Interestingly, the current rate of acceleration in the gap between economic growth and disposable income growth is... underwhelming. It pales in comparison to what was witnessed in the 1980s, 1990s and 2000s. To see this, consider the chart showing this gap by itself:


Despite our commonly-expressed public, media and analysts' perceptions of the declining share of economic growth going to disposable personal incomes being a new (current) phenomena, the reality of historical data paints a different picture. Most of declines in the share of economic activity accruing to wages, bonuses and investment and retirement incomes have taken place in previous decades, with the ratio of real GDP to real disposable income being relatively stable from the start of 2013 on. Prior to that rate of the decline in the relative share of disposable income has been less sharp from 1999 through 2012, when compared against all other decades.

The debasement of real incomes has been a steady and historical continuous process over the last 60 years.

4/8/18: Collapsed Labor Share of Economy 1947-2016


The frightening fate of the U.S. labor is best highlighted by the share of labor in economic output. Fred database only provides the data through 2014, and then stops. BLS provides data through 3Q 2016, and then stops. No one bothers to measure the contribution of the largest factor of production to the economy any more. Here is the BLS data:


The share of labor contribution in total economic output has, basically, collapsed. The slide started with the technological revolutions of the 1960s and 1970s, followed by computerization and supply chain management revolutions of the 1980s and 1990s. But the real collapse took place starting with 2002 post-dot.Com bust. Despite the tight labor markets and very low unemployment, labor share never really recovered from this decimation.

If this chart offers a stark cross-reference to socio-political environment we are living in today, such cross-referencing is not ad hoc. Labor is what we, people, have to supply in return for the life's necessities and luxuries. For the majority of us, it is ALL that we can supply.  Even our assets, such as homes and pensions savings are, ultimately, tied to labor, not to capital, because their performance is linked to our peers' labor-paid demand. A middle class house is an asset to other middle class households. It is not an asset to the jet-set shopping for homes in the Hamptons. When that demand collapses, as is currently happening in a number of rapidly ageing economies, real assets we hold turn out to be if not completely worthless (https://www.businessinsider.com/italian-town-free-homes-residents-2018-1), at least severely depressed in value (https://www.soa.org/Files/.../lit-review-popl-aging-asset-values-impact-pension.pdf).

So a decline in economic value added share accruing to labor is a transfer of income (and therefore wealth) from those who work for living to those who invest for living (invest in technology and/or financial assets).
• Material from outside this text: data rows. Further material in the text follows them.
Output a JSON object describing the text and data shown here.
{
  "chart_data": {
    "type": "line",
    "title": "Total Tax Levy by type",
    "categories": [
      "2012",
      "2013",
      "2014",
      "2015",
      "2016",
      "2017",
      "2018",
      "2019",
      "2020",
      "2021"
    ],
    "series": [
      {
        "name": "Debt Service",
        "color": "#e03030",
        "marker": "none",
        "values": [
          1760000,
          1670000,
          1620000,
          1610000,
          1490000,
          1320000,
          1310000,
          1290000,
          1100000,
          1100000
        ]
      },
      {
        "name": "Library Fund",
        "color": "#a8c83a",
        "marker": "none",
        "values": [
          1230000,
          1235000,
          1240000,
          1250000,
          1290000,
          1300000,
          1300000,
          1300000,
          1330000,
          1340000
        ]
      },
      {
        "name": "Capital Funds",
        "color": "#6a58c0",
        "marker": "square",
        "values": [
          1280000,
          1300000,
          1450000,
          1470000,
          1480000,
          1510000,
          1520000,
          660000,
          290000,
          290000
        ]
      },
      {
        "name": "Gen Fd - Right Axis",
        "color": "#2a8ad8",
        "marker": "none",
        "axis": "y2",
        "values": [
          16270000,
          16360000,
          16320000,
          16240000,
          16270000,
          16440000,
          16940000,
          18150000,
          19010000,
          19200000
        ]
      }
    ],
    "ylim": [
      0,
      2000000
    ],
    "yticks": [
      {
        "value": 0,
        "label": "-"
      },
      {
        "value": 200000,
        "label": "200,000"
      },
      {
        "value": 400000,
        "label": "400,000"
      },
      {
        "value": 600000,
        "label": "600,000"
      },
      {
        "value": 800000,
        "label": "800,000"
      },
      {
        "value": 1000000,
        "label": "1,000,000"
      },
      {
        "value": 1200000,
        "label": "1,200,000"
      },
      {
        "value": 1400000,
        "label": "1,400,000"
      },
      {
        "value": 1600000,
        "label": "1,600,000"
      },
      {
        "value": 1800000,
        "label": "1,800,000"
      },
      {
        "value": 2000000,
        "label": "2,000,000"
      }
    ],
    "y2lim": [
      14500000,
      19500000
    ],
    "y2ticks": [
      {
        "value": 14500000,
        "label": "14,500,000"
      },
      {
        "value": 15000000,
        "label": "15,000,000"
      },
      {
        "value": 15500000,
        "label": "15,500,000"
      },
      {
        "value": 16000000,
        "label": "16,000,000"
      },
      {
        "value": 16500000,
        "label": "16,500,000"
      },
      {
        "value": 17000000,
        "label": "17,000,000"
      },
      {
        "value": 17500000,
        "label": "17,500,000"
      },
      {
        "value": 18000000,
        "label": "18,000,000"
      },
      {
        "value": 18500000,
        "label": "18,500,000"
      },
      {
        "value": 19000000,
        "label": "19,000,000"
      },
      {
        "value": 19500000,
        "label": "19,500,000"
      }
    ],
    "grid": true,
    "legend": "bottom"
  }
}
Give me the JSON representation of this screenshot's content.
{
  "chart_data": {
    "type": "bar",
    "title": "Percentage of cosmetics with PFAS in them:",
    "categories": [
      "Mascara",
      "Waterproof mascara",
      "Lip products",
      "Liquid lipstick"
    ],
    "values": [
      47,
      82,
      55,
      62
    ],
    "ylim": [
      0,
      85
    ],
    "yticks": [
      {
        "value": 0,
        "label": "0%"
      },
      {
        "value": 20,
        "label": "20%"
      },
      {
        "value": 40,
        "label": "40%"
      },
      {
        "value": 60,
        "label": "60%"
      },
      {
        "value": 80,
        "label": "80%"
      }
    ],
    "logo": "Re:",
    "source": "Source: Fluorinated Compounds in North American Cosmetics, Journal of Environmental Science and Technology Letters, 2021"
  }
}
This game is a zero sum game even after we account for pensions funds and household investments: someone loses (labor), someone gains (investors). It is made even worse by higher taxes on labor and by transfers via monetary policy (Quantitative Easing).

The only way to offset such transfers is to vest labor with claims to financial returns. In other words, by providing workers with shares in the financial markets. Simply taxing and shifting income from higher earners to lower earners won't do the trick, because some higher earners are generating their income through labor (and human capital), while others are doing so through inherited and acquired financial assets. Taxing income of the latter implies taxing incomes of the former, which, in turn, depresses returns to investment in human capital (or, ultimately, returns to investment in labor).

Basic income structure of the future will have to achieve exactly that: create broad share ownership of financial instruments linked to financial and technological capital amongst those supplying labor.